When Jessa Crispin was thirty, she burned her settled Chicago life to the ground and took off for Berlin with a pair of suitcases and no plan beyond leaving. Half a decade later, she’s still on the road, in search not so much of a home as of understanding, a way of being in the world that demands neither constant struggle nor complete surrender.
The Dead Ladies Project is an account of that journey—but it’s also much, much more. Fascinated by exile, Crispin travels an itinerary of key locations in its literary map, of places that have drawn writers who needed to break free from their origins and start afresh. As she reflects on William James struggling through despair in Berlin, Nora Barnacle dependant on and dependable for James Joyce in Trieste, Maud Gonne fomenting revolution and fostering myth in Dublin, or Igor Stravinsky starting over from nothing in Switzerland, Crispin interweaves biography, incisive literary analysis, and personal experience into a rich meditation on the complicated interactions of place, personality, and society that can make escape and reinvention such an attractive, even intoxicating proposition.
Personal and profane, funny and fervent, The Dead Ladies Project ranges from the nineteenth century to the present, from historical figures to brand-new hangovers, in search, ultimately, of an answer to a bedrock question: How does a person decide how to live their life?
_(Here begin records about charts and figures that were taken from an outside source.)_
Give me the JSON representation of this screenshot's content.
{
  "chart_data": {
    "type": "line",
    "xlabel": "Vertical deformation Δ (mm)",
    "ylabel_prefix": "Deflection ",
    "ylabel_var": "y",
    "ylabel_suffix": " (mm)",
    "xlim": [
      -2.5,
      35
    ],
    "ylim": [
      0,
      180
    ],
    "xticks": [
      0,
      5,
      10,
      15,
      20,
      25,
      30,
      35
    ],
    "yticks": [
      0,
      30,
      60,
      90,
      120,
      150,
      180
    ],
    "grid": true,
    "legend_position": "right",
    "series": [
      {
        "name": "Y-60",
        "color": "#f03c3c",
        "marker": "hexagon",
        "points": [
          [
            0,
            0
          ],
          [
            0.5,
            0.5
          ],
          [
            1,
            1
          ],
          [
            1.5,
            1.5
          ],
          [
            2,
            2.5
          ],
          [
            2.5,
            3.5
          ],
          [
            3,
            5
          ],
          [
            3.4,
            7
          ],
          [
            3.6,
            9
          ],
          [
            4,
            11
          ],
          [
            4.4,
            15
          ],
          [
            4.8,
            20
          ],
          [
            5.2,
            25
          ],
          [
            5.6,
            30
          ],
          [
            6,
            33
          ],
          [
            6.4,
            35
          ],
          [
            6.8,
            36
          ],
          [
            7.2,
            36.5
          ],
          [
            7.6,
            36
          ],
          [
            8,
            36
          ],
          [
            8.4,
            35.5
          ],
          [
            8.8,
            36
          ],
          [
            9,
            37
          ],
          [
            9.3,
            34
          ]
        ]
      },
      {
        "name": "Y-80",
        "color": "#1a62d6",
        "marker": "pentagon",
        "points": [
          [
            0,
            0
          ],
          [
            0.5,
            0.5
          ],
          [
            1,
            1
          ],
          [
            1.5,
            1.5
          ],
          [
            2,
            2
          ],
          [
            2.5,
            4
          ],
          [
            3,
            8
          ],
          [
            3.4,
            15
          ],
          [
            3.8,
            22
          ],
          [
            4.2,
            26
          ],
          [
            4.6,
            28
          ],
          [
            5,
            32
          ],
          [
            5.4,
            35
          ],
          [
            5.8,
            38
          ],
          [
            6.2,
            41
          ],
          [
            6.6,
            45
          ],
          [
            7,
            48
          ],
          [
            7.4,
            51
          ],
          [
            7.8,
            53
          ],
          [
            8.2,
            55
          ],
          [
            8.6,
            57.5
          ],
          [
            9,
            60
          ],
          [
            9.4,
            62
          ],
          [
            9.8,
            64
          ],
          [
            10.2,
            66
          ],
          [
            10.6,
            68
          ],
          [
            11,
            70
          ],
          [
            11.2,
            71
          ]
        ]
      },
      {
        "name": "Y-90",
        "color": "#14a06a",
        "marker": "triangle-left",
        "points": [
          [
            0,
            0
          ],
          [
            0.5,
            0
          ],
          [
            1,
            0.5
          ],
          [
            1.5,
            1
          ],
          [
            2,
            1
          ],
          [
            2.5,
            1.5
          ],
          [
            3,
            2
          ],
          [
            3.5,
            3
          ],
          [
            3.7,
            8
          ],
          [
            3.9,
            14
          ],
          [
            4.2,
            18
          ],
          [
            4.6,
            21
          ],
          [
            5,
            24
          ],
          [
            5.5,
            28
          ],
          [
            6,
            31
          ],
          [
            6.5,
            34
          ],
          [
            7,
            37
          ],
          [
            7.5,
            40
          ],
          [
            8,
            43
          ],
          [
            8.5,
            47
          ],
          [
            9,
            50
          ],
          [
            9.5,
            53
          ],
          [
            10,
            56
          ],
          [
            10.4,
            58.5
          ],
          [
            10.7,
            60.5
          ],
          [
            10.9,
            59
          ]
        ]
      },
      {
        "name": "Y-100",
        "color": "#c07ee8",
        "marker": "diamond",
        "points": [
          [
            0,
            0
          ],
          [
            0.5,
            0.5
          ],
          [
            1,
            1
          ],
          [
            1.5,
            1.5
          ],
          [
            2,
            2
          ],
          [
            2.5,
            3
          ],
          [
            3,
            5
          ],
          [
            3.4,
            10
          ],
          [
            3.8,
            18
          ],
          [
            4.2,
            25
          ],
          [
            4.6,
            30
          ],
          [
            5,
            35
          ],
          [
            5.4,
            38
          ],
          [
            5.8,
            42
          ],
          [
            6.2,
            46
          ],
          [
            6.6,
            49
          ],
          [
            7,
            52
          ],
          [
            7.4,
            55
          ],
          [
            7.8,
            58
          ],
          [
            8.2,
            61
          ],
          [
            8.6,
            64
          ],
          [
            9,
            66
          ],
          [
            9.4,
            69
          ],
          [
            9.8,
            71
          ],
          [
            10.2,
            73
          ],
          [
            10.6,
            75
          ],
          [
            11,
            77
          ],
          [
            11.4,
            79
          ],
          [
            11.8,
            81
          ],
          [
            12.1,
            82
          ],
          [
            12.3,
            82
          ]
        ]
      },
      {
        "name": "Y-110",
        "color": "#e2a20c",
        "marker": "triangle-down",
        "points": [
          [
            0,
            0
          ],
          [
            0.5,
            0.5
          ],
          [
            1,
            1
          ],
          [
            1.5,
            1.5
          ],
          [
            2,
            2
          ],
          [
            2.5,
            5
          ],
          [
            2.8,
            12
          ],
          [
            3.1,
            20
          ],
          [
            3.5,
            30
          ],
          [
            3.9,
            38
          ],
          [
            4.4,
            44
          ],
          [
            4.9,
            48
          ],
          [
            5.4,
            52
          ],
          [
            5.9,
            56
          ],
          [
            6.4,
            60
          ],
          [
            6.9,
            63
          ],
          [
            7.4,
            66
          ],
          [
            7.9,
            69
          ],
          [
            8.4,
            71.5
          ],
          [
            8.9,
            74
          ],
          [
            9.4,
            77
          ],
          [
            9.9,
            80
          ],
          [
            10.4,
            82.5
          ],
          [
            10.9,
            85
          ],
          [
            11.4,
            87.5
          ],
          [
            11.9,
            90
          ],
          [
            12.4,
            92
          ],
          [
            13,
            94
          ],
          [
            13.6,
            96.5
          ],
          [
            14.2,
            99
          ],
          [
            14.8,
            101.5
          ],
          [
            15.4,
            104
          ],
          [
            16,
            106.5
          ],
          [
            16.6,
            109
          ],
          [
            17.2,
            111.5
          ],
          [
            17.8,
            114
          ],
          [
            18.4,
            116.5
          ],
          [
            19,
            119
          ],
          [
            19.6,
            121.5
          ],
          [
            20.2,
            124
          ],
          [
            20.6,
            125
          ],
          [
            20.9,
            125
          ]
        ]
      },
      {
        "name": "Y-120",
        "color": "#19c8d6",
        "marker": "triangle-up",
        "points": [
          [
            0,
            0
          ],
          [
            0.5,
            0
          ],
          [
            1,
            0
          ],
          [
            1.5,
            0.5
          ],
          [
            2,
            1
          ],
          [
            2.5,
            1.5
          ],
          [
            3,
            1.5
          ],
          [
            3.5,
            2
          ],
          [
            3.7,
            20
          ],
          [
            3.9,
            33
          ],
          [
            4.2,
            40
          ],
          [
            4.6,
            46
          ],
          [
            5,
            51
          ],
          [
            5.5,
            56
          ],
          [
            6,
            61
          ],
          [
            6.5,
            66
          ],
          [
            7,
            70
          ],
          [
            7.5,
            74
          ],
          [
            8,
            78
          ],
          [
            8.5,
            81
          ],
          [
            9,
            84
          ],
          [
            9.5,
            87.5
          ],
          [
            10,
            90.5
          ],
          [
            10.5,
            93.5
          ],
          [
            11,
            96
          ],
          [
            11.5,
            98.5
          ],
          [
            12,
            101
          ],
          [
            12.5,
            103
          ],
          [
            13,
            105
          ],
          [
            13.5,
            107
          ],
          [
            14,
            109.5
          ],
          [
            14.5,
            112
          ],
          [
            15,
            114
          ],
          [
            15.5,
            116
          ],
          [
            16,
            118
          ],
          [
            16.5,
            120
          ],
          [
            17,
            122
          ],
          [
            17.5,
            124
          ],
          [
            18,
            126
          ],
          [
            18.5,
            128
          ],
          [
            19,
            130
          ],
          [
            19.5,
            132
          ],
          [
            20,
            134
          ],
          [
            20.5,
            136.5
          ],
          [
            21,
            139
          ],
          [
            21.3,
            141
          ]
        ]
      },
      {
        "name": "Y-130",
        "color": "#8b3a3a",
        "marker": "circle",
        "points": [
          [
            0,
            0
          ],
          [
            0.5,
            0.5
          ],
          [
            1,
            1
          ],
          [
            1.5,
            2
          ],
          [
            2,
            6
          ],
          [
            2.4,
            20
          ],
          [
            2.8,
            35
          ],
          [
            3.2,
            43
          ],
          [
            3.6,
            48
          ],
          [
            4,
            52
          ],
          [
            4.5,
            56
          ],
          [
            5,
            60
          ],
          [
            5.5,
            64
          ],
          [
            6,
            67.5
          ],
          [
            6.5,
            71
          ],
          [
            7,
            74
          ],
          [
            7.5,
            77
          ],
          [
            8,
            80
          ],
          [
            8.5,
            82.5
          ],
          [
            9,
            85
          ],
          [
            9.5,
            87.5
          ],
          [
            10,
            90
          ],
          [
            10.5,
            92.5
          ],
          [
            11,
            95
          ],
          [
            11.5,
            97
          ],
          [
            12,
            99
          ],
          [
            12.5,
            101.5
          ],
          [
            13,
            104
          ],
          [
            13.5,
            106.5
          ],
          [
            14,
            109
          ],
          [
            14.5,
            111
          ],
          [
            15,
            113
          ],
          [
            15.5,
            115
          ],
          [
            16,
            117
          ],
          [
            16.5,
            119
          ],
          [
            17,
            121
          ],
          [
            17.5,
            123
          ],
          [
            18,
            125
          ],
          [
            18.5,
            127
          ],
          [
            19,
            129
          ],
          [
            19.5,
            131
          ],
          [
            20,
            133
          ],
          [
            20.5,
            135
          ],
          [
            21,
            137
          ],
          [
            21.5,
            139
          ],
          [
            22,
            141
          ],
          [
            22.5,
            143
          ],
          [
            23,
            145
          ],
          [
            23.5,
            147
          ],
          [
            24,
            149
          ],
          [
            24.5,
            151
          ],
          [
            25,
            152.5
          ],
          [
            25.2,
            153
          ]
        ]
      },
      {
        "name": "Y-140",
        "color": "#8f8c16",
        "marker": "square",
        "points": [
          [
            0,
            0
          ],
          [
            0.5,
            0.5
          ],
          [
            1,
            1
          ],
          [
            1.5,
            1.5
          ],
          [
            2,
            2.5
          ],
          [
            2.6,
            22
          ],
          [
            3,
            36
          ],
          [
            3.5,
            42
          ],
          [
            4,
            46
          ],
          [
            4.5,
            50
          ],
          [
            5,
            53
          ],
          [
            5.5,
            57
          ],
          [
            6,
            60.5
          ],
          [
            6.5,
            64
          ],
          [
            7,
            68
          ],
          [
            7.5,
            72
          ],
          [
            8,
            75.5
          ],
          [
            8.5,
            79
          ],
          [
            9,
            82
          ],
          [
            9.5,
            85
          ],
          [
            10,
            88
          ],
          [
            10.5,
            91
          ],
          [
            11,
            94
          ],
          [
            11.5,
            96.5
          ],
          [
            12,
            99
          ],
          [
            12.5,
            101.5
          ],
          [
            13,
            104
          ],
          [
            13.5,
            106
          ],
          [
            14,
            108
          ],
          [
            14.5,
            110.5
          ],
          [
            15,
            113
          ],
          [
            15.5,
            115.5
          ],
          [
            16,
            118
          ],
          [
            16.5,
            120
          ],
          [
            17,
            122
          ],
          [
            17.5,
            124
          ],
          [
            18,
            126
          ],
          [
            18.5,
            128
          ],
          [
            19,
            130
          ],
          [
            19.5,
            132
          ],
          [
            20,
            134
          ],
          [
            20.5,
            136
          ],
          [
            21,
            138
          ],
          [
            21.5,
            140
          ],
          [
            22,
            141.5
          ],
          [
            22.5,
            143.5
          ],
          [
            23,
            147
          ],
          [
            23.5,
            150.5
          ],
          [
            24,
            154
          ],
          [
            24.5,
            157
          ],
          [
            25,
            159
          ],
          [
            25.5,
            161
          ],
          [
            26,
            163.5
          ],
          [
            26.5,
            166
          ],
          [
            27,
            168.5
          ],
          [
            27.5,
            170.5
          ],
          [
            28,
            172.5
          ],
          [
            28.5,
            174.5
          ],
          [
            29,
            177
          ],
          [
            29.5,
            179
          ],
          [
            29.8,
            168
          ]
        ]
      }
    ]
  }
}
Crispin's unusual and absorbing travelogue pursues some of her favorite dead artists to their places of exile, intent on learning how they were able to "scrape their lives clean and start again elsewhere." The Bookslut founder considers Igor Stravinsky's flight from occupied France for Switzerland, Margaret Anderson's flight from an indecency charge after she serialized James Joyce's Ulysses, and Somerset Maugham's flight from an unbearable marriage, and she contemplates "those who use their force of will to change the direction of their own story." Her affinity for the invisible woman (Nora Barnacle), the ambitious woman (Rebecca West), and the undomesticated, "unfit" woman (Maud Gonne) only gives Crispin a slight hold on understanding her own experience, the restlessness that slingshots her from place to place. Smart, brash, and self-aware, Crispin is a fearless observer, a purveyor of odd and wonderful detail, and an unflinching witness to her own stifling mental state. Though the big questions as well as the personal conflicts go unresolved, Crispin's swift intelligence, fierce empathy, and dark humor offer up great insights as she discovers, if not a home, then an "ability to move through the world" and survive it.